Ist denn eine europäische Lösung geplant?
Es gibt die „European Payment Initiative“(EPI), das ist ein Konsortium aus sieben Ländern und 33 Finanzdienstleistern. Die EZB und die Europäische Kommission unterstützen das. Damit sollen Zahlungen nun über die bestehenden europäischen Verfahren wie SEPA oder Instant Payment abgewickelt werden.
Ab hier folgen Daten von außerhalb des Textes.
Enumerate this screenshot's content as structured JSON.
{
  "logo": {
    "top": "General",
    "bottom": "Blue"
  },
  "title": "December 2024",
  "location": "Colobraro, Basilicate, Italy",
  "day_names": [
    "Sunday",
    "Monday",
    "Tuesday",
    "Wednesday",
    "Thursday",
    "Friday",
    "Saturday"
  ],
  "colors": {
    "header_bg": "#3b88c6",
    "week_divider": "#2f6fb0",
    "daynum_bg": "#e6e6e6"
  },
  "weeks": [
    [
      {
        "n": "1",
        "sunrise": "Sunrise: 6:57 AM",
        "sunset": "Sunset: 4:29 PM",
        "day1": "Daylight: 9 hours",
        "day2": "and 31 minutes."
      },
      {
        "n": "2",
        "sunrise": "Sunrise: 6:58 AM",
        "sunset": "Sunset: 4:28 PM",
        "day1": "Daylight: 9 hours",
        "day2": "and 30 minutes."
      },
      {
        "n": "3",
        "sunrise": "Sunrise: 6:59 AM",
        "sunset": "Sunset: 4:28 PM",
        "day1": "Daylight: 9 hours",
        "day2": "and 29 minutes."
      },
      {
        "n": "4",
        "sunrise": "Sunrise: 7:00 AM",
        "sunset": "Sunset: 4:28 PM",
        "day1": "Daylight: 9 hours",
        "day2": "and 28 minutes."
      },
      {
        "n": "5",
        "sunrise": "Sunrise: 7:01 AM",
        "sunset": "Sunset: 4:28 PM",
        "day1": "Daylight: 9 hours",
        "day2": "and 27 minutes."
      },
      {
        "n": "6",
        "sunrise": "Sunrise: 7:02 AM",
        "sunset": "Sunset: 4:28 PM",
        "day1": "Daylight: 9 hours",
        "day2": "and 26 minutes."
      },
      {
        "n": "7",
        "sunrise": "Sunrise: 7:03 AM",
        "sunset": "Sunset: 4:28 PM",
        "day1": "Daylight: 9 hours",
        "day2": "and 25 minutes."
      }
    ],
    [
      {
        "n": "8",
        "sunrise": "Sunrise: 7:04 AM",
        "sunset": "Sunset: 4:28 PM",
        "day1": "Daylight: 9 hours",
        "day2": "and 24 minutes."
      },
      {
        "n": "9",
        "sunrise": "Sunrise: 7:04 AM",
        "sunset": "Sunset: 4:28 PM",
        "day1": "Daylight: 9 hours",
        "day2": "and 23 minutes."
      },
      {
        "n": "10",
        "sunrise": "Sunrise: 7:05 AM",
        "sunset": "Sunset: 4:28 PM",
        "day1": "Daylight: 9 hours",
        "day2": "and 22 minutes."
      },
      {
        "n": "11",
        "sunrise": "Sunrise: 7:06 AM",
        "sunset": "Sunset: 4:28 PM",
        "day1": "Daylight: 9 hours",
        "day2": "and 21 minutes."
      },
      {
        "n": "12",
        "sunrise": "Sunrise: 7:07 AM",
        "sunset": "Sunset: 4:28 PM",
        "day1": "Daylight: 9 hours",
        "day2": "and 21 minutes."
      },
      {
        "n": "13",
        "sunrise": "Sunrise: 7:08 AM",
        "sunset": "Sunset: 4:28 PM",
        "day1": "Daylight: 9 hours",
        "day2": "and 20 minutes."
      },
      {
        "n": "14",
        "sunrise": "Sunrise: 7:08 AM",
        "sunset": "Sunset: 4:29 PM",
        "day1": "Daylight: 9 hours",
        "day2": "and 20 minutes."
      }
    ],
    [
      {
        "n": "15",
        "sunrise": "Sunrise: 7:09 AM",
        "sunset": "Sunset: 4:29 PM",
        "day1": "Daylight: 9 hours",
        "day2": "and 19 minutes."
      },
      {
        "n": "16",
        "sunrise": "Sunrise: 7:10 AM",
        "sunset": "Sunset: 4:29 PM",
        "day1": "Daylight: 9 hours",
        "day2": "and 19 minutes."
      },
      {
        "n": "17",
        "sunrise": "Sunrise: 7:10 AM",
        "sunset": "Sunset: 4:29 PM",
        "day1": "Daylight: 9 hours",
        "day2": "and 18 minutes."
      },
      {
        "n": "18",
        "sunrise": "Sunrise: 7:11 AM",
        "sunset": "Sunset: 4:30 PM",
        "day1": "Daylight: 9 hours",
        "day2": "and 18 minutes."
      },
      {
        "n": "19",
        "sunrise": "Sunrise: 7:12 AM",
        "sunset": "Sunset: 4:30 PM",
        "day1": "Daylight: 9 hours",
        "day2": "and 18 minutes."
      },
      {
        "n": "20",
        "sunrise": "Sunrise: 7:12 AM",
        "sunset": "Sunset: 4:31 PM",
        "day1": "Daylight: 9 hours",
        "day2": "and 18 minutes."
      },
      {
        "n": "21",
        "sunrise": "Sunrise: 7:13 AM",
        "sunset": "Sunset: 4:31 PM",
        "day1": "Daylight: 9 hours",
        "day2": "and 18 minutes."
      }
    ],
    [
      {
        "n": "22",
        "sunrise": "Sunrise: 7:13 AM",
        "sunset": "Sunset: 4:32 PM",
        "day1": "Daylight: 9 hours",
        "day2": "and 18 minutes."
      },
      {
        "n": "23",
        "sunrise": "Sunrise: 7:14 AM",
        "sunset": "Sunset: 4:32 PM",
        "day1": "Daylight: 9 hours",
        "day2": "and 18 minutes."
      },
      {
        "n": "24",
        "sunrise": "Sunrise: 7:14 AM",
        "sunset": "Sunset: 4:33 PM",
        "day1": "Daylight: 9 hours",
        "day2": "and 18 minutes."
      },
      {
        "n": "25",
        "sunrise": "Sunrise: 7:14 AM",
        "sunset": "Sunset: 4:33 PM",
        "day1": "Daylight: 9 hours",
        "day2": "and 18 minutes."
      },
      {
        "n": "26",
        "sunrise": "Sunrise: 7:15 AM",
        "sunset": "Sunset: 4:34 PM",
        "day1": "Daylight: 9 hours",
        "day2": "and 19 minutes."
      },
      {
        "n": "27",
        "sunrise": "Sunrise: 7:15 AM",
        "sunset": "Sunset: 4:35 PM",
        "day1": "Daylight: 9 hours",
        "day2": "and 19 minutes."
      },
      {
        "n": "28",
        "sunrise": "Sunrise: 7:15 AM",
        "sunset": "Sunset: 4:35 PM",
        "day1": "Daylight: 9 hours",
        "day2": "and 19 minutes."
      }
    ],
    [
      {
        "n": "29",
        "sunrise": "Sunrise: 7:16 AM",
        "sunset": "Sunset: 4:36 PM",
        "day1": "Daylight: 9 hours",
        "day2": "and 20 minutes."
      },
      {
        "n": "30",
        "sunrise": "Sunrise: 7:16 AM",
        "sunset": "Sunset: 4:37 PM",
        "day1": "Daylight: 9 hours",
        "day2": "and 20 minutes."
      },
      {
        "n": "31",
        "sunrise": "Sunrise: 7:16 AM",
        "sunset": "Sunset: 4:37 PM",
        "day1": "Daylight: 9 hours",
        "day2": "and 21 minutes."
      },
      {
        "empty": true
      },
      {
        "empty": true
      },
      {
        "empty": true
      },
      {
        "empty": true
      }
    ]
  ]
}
Wie immer in Europa dauert der Aufbau eines solchen Systems lange, auch weil er sehr teuer ist. 1,5 Milliarden Euro sind nach Informationen von finanz-szene.de zunächst für eine erste Finanzierungsrunde nötig, das fällt den notorisch eigenkapitalschwachen Instituten nicht leicht. Die deutschen Banken wären an einer schnellen Umsetzung interessiert, auch weil die Kunden im Internet immer noch lieber mit Paypal bezahlen als dem deutschen Zahlsystem Paydirekt. Damit die Kunden dann aber im Ausland zahlen könnten, müssten sie schnell eine „Epikarte“ausgeben. Das dürfte ganz sicher nicht so schnell gehen. Der Druck auf die europäischen Banken, jetzt eine eigene Lösung zu finden, hat jedenfalls durch die Abschaffung von Maestro deutlich zugenommen.